Mesela Abdurrahman YAZICI, doktorasını geçen hafta burada anlattı. Tabii pek çoğunuza ağır geldi çünkü miras konusu çok ağır bir konudur gerçekten. Ama şimdi Abdurrahman’a kısa bir soru soracağım; “Asabe” konusunun Kuran’a ve sünnete aykırı olduğunu söyleyen ehli sünnetten herhangi bir alime rastladın mı şimdiye kadar?
Abdurrahman YAZICI: Asabe konusu ile ilgili şöyle bir şey var; asabenin çeşitleri var örneğin mal gayrihi kabul etmeyenleri var ama ana konu olarak böyle bir alim yok. Ayrıntılarda kabul etmeyenler ya da farklı yorumlayanlar var tabii ki.
Abdülaziz BAYINDIR: Mesela asabe, Kuran ve sünnette yoktur diyen alim var mı?
A.YAZICI: Modern anlamda, günümüzde var ama klasik alimlerde (mezheplerde) yok.

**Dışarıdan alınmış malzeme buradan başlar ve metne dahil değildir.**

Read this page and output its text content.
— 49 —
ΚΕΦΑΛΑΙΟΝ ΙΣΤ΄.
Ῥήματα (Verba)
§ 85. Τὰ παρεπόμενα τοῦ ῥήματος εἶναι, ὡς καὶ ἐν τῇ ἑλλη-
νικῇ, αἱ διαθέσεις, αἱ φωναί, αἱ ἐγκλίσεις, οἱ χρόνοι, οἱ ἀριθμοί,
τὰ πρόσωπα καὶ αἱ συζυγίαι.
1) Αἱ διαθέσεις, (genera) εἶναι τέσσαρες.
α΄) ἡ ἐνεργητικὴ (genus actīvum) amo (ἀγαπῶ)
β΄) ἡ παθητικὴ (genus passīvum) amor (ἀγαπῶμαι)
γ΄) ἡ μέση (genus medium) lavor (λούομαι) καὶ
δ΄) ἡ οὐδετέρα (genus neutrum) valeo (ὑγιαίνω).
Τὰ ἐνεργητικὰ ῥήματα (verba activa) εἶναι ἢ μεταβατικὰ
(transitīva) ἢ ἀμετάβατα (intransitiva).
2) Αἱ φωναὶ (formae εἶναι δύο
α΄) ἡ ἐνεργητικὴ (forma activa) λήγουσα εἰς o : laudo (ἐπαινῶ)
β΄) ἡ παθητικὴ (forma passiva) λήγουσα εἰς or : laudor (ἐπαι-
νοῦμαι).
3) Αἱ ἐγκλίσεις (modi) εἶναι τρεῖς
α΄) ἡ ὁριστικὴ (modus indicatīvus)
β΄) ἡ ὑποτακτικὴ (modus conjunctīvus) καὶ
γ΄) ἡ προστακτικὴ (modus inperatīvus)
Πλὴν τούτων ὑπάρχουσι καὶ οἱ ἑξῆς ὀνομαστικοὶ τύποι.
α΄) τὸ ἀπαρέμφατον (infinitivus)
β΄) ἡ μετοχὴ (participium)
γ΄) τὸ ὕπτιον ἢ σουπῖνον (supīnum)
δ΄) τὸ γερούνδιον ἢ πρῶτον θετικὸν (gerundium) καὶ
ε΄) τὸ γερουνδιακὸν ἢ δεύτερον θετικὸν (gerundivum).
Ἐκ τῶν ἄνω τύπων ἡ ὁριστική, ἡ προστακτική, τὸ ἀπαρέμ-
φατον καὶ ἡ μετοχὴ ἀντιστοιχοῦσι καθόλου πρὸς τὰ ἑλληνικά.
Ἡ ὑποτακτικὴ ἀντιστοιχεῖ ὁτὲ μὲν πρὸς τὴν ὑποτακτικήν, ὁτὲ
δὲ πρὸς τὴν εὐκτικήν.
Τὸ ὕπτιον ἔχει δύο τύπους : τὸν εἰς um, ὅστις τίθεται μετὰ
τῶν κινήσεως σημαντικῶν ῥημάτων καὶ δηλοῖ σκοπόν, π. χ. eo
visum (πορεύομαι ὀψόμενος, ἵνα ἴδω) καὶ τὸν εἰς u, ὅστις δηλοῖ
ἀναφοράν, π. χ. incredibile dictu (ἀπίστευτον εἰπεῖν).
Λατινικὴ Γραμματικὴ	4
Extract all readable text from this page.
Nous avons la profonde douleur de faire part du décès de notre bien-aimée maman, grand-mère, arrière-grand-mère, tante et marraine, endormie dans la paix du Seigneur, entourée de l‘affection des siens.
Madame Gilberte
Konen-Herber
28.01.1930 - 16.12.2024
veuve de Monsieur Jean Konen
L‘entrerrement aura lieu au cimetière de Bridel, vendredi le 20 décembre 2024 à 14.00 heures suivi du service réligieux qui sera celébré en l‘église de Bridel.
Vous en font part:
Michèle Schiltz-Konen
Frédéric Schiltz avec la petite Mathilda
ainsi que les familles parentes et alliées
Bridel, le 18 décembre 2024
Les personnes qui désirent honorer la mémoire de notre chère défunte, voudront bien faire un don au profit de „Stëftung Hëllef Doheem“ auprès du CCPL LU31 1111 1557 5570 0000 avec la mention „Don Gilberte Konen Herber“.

A.BAYINDIR: İslam miras sistemini tarumar etmişler, sırf Abbasiler iktidara gelebilsinler diye. İşte bunlar ümmi, bu ulemanın çoğunluğu; “bizim ulemamız asabe dediyse vardır.” Neymiş efendim? Erkek akraba mirasçı olacakmış, araya kadın girerse ondan sonraki akraba mirastan pay alamazmış vs. Tabii onun bir çok yanlışları da var, inşallah yer yer söyleyeceğiz. Sadece o noktada değil, biz sadece küçük bir noktasını söyledik size. Ondan sonra ne diyor Allah-u Teala;
“Yazıklar olsun o kitabı elleriyle yazanlar” çünkü bunları oluşturanlar var en başta. Asıl günahı onlar işlemişlerdir. “summeyegûlûnehâzâminındillâhi” “Bu Allah katındandır diyorlar” İşte onun için Abdurrahman’a sordum “rastladın mı?” diye. Çünkü Abdurrahman, bu konuda doktora yaptı, iyi de çalıştı, mastırı da bu konudaydı yani sadece doktorası değil. O hususta yurtdışına da gitti, araştırmalarını oralarda da yaptı.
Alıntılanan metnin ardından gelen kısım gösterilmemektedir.